LibreSprite, an open source pixel art editor, is trending. Not because it raised a Series A. Not because it integrated GPT. Because it's a good, small tool that does one thing well. And apparently that's noteworthy in 2026.
That says more about the state of software than it does about LibreSprite.
The bloat problem
Open Photoshop. Count the features you've never used. I'll wait. Actually, don't. It'll take all day.
Modern software has an obesity problem. Every tool wants to be a platform. Every app wants to be an ecosystem. Figma started as a design tool and now it's trying to be a project management suite. Notion started as a notes app and now it's a database, a wiki, a project tracker, and probably a toaster.
I get why this happens. Investors want growing TAM. Product teams want engagement metrics. The incentive structure rewards surface area over depth.
But as a user? I just want to edit some pixels.
Why LibreSprite resonates
LibreSprite is a fork of Aseprite, itself a beloved pixel art tool. It's open source, it's lightweight, it's focused. You open it, you draw pixels, you animate sprites. That's it.
No AI assistant offering to "enhance" your art. No cloud sync pushing you toward a subscription. No plugin marketplace trying to become an app store. Just a tool that respects your time and your intent.
I downloaded it last weekend. The entire application is 12MB. Twelve. My Slack desktop app is 400MB. Let that ratio sink in. A full-featured creative tool vs. a chat application. The chat app is 33 times larger.
The Unix philosophy, forgotten
There's an old principle in software: do one thing and do it well. It comes from Unix. Every command-line tool in the Unix tradition has a focused purpose. grep searches text. sort sorts it. wc counts words. You compose them together.
We've completely abandoned this in application software. Every app is a Swiss army knife with 47 blades, and 43 of them are dull.

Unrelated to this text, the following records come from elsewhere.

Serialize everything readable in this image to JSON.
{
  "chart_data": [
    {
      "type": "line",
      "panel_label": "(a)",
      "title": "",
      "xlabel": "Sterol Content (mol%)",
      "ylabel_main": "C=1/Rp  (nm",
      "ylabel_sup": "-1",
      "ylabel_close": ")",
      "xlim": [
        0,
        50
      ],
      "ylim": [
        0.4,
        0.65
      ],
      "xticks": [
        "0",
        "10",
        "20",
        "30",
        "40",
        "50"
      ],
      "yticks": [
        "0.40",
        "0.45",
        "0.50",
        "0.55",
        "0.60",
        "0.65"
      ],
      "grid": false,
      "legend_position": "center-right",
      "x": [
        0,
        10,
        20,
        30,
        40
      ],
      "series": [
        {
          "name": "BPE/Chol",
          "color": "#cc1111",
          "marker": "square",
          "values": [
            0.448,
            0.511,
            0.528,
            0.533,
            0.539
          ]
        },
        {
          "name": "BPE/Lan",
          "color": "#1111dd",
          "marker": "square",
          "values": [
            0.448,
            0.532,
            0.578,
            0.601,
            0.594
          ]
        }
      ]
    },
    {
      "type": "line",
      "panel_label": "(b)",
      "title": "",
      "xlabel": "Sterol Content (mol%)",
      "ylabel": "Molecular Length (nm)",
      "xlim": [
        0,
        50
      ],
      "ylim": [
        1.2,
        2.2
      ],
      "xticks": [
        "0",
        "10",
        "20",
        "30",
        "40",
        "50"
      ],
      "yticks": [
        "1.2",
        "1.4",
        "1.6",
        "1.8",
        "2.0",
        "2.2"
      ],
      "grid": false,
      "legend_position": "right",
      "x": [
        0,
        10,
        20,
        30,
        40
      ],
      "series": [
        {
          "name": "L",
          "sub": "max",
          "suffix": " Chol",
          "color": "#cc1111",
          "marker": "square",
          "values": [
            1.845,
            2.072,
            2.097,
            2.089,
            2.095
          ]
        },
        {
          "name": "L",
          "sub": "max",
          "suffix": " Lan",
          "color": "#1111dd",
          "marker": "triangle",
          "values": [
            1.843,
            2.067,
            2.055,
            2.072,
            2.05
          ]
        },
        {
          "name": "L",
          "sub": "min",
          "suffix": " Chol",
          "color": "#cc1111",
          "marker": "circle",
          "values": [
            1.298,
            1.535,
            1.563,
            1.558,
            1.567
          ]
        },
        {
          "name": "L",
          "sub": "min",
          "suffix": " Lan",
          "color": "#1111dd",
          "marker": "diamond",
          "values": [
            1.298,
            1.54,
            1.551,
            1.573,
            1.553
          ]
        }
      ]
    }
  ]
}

The best tools I use daily are the ones that stayed small. My terminal emulator. My text editor (Neovim, fight me). A specific CLI tool for JSON processing. These tools haven't changed much in years. They don't need to. They solved their problem and stopped.
Small tools, big impact
Here's something I've noticed about indie and open source tools: they often have better UX for their specific use case than the mega-platforms. Not because their designers are better. Because focus forces good design.
When your tool does one thing, every pixel of the interface serves that thing. When your tool does 50 things, 98% of the interface is noise for any given task.
LibreSprite's animation timeline is better than Photoshop's for pixel art. Not because Adobe can't build good timelines. Because Photoshop's timeline has to serve video editors, motion designers, and animators all at once. LibreSprite only has to serve pixel artists.
What I want to see more of
I want more small tools. More software that solves one problem completely and then stops adding features. More developers who resist the pressure to build a platform when a tool would do.
I want a better calculator app that doesn't try to graph equations. A timer that doesn't try to be a productivity system. A weather app that shows me the weather without six screens of daily tips.
LibreSprite trending is a small signal. But it tells me people are tired of bloated software. They want tools that respect their time. They want applications that fit in 12MB and don't need an account creation flow.
Build small. Build focused. The audience is there. They're just buried under 400MB chat applications, waiting for something better.